The results were promising. None of the children needed to take immunosuppressants, according to the researchers. After two years, half of the children were producing at least some insulin on their own, reducing their need for insulin shots. One of the children was off insulin for six months, and another has remained off external insulin altogether — thus possibly becoming the first diabetic patient to be taken off external insulin without requiring the use of immunosuppressants.
Still, the study has come under criticism. Whenever pig-to-human xenotransplantation is attempted, there are concerns that certain genetic material from the pigs could have dangerous side effects on humans. Theoretically, porcine endogenous retroviruses (PERVs) could damage the human immune system, with results similar to the effects of AIDS or leukemia. Although no human or animal receiving pig tissue has so far shown any PERV-related problems, scientists have seen PERVs affect human cells under laboratory conditions.
Beyond the fear and uncertainty about PERVs, the diabetes study has been condemned for insufficient preclinical research. The “approach has not been properly tested in animals,” according to critics cited in the journal Nature. The lead researcher says that he obtained approval from the Mexican government, even though Mexico apparently has no rules regarding xenotransplantation research. He also says he followed FDA guidelines — although “other researchers say that the FDA would not have approved” this research because of “the lack of preclinical studies and the fact that his work was in patients too young to give proper informed consent,” according to Nature.
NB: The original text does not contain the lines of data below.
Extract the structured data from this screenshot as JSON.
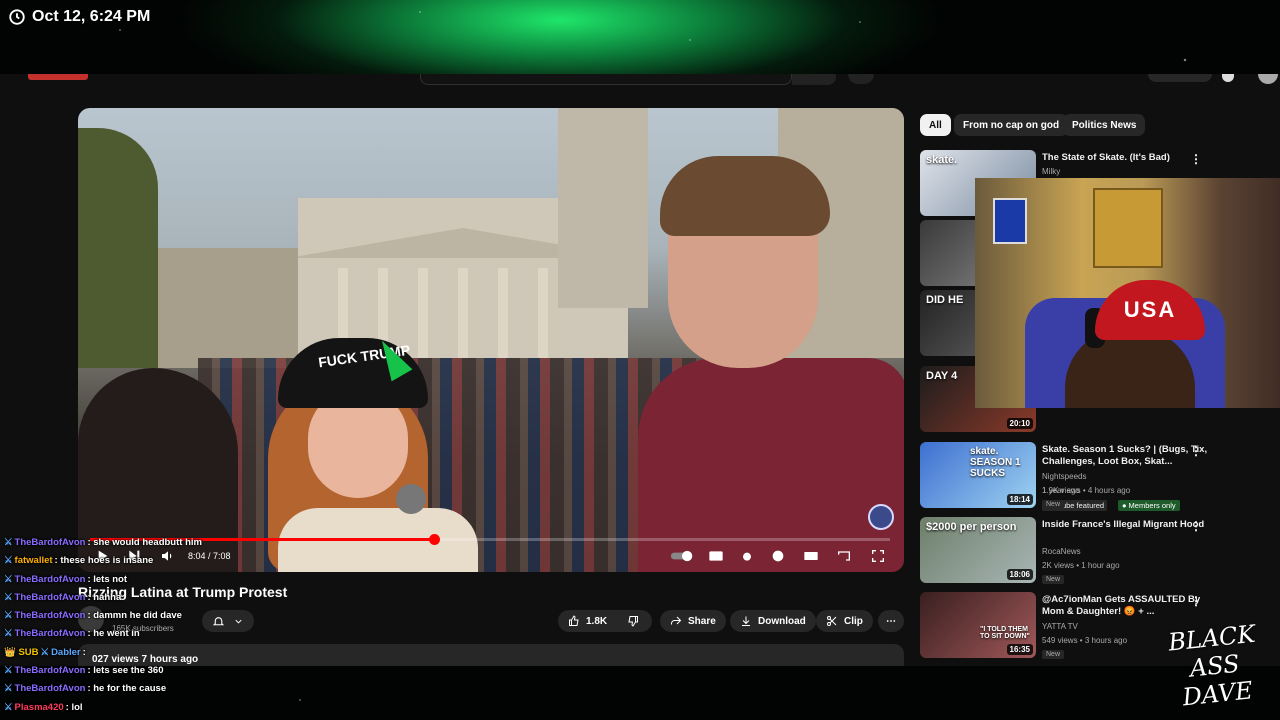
{
  "overlay": {
    "clock_text": "Oct 12, 6:24 PM",
    "signature_text": "BLACK ASS DAVE"
  },
  "youtube": {
    "video": {
      "title": "Rizzing Latina at Trump Protest",
      "time_display": "8:04 / 7:08",
      "progress_fraction": 0.43,
      "cap_text": "FUCK TRUMP",
      "channel_subscribers": "165K subscribers",
      "views": "027 views  7 hours ago",
      "like_count": "1.8K",
      "share_label": "Share",
      "download_label": "Download",
      "clip_label": "Clip",
      "more_label": "⋯"
    },
    "chips": [
      "All",
      "From no cap on god",
      "Politics News"
    ],
    "recommendations": [
      {
        "title": "The State of Skate. (It's Bad)",
        "channel": "Milky",
        "thumb_text": "skate.",
        "duration": ""
      },
      {
        "title": "",
        "channel": "",
        "thumb_text": "",
        "duration": ""
      },
      {
        "title": "",
        "channel": "",
        "thumb_text": "DID HE",
        "duration": ""
      },
      {
        "title": "",
        "channel": "",
        "thumb_text": "DAY 4",
        "duration": "20:10",
        "ago": "1 year ago",
        "badge1": "YouTube featured",
        "badge2": "Members only"
      },
      {
        "title": "Skate. Season 1 Sucks? | (Bugs, Tix, Challenges, Loot Box, Skat...",
        "channel": "Nightspeeds",
        "meta": "1.9K views • 4 hours ago",
        "new": "New",
        "thumb_text": "skate. SEASON 1 SUCKS",
        "duration": "18:14"
      },
      {
        "title": "Inside France's Illegal Migrant Hood",
        "channel": "RocaNews",
        "meta": "2K views • 1 hour ago",
        "new": "New",
        "thumb_text": "$2000 per person",
        "duration": "18:06"
      },
      {
        "title": "@Ac7ionMan Gets ASSAULTED By Mom & Daughter! 😡 + ...",
        "channel": "YATTA TV",
        "meta": "549 views • 3 hours ago",
        "new": "New",
        "thumb_text": "\"I TOLD THEM TO SIT DOWN\"",
        "duration": "16:35"
      }
    ]
  },
  "chat": [
    {
      "user": "TheBardofAvon",
      "color": "#8a6bff",
      "msg": "she would headbutt him",
      "badge": ""
    },
    {
      "user": "fatwallet",
      "color": "#ffb000",
      "msg": "these hoes is insane",
      "badge": ""
    },
    {
      "user": "TheBardofAvon",
      "color": "#8a6bff",
      "msg": "lets not",
      "badge": ""
    },
    {
      "user": "TheBardofAvon",
      "color": "#8a6bff",
      "msg": "hahha",
      "badge": ""
    },
    {
      "user": "TheBardofAvon",
      "color": "#8a6bff",
      "msg": "dammn he did dave",
      "badge": ""
    },
    {
      "user": "TheBardofAvon",
      "color": "#8a6bff",
      "msg": "he went in",
      "badge": ""
    },
    {
      "user": "Dabler",
      "color": "#5aa9ff",
      "msg": "",
      "badge": "👑 SUB"
    },
    {
      "user": "TheBardofAvon",
      "color": "#8a6bff",
      "msg": "lets see the 360",
      "badge": ""
    },
    {
      "user": "TheBardofAvon",
      "color": "#8a6bff",
      "msg": "he for the cause",
      "badge": ""
    },
    {
      "user": "Plasma420",
      "color": "#ff3b5c",
      "msg": "lol",
      "badge": ""
    }
  ]
}
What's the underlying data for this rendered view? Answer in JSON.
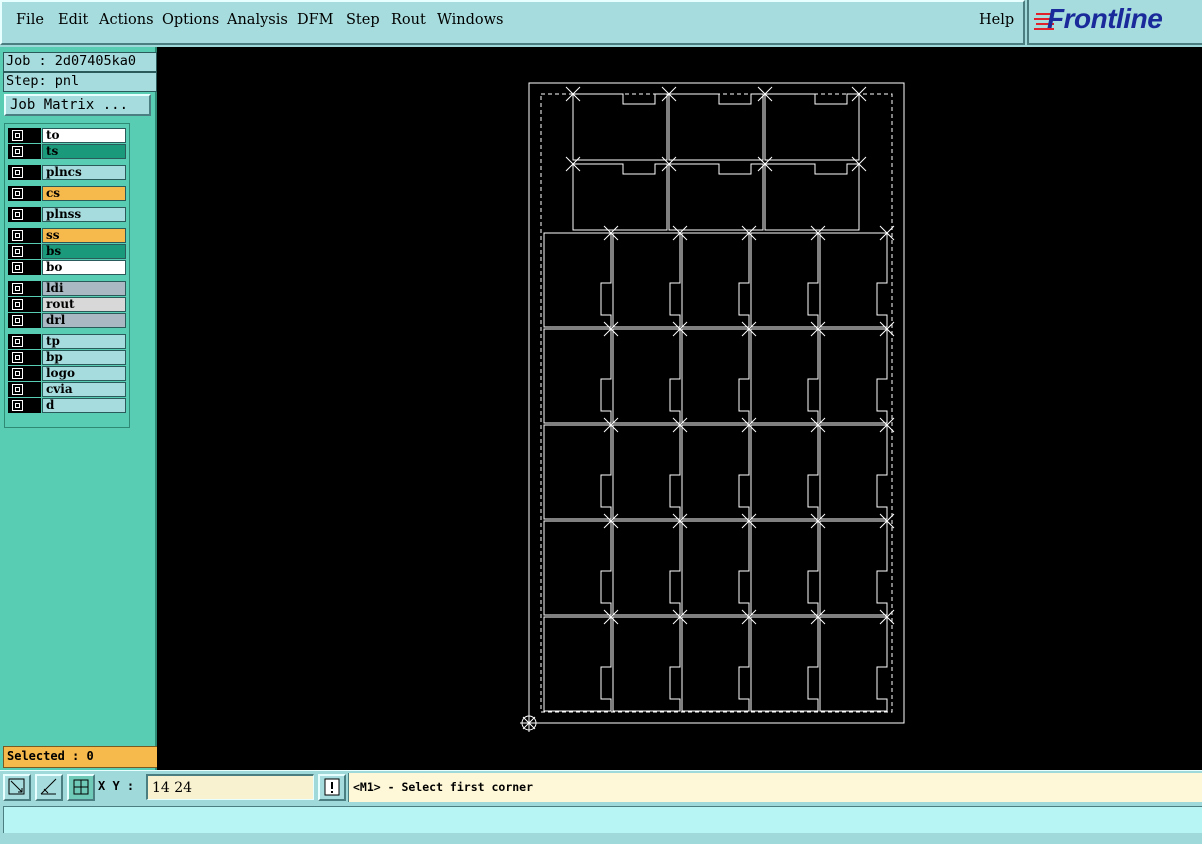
{
  "menu": {
    "items": [
      {
        "label": "File",
        "key": "F"
      },
      {
        "label": "Edit",
        "key": "E"
      },
      {
        "label": "Actions",
        "key": "A"
      },
      {
        "label": "Options",
        "key": "O"
      },
      {
        "label": "Analysis",
        "key": "A"
      },
      {
        "label": "DFM",
        "key": "D"
      },
      {
        "label": "Step",
        "key": "S"
      },
      {
        "label": "Rout",
        "key": "R"
      },
      {
        "label": "Windows",
        "key": "W"
      }
    ],
    "help": "Help"
  },
  "brand": {
    "name": "Frontline",
    "color": "#1a2a9a",
    "accent": "#e0202a"
  },
  "job": {
    "label": "Job : 2d07405ka0",
    "step": "Step: pnl"
  },
  "job_matrix": "Job Matrix ...",
  "layers": [
    {
      "name": "to",
      "color": "#ffffff"
    },
    {
      "name": "ts",
      "color": "#1a9a7a"
    },
    {
      "name": "plncs",
      "color": "#a6dcdd"
    },
    {
      "name": "cs",
      "color": "#f6b94c"
    },
    {
      "name": "plnss",
      "color": "#a6dcdd"
    },
    {
      "name": "ss",
      "color": "#f6b94c"
    },
    {
      "name": "bs",
      "color": "#1a9a7a"
    },
    {
      "name": "bo",
      "color": "#ffffff"
    },
    {
      "name": "ldi",
      "color": "#a9b8c2"
    },
    {
      "name": "rout",
      "color": "#d8d8d8"
    },
    {
      "name": "drl",
      "color": "#a9b8c2"
    },
    {
      "name": "tp",
      "color": "#a6dcdd"
    },
    {
      "name": "bp",
      "color": "#a6dcdd"
    },
    {
      "name": "logo",
      "color": "#a6dcdd"
    },
    {
      "name": "cvia",
      "color": "#a6dcdd"
    },
    {
      "name": "d",
      "color": "#a6dcdd"
    }
  ],
  "selected": "Selected : 0",
  "toolbar": {
    "xy_label": "X Y :",
    "xy_value": "14 24",
    "prompt": "<M1> - Select first corner"
  },
  "canvas_bg": "#000000",
  "icons": [
    "zoom-box-icon",
    "measure-icon",
    "snap-grid-icon",
    "warning-icon"
  ]
}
While it’s true that animal parts have been medically inserted into people for some time — for example, pigs are already commonly used as a source of insulin and heart valves — the prospect of routine xenotransplantation raises two broad ethical concerns, which may seem at first to contradict one another. One group of critics argues that engineering animals for use as organ factories is too callous an abuse of human power. Meanwhile, others worry that xenotransplantation may erode the dividing line between man and beast and thus degrade its human beneficiaries. Xenotransplantation is therefore criticized as both too high and too low for humanity.
One or both of these concerns likely lie behind the disgust many Americans initially have at the idea of harvesting animal organs. In the end, the medical benefits may give us adequate reason to cross the lines that separate species, just as they gave us reason to begin the project of moving organs between humans. But we should step cautiously as we approach yet another medical, moral, and biological boundary.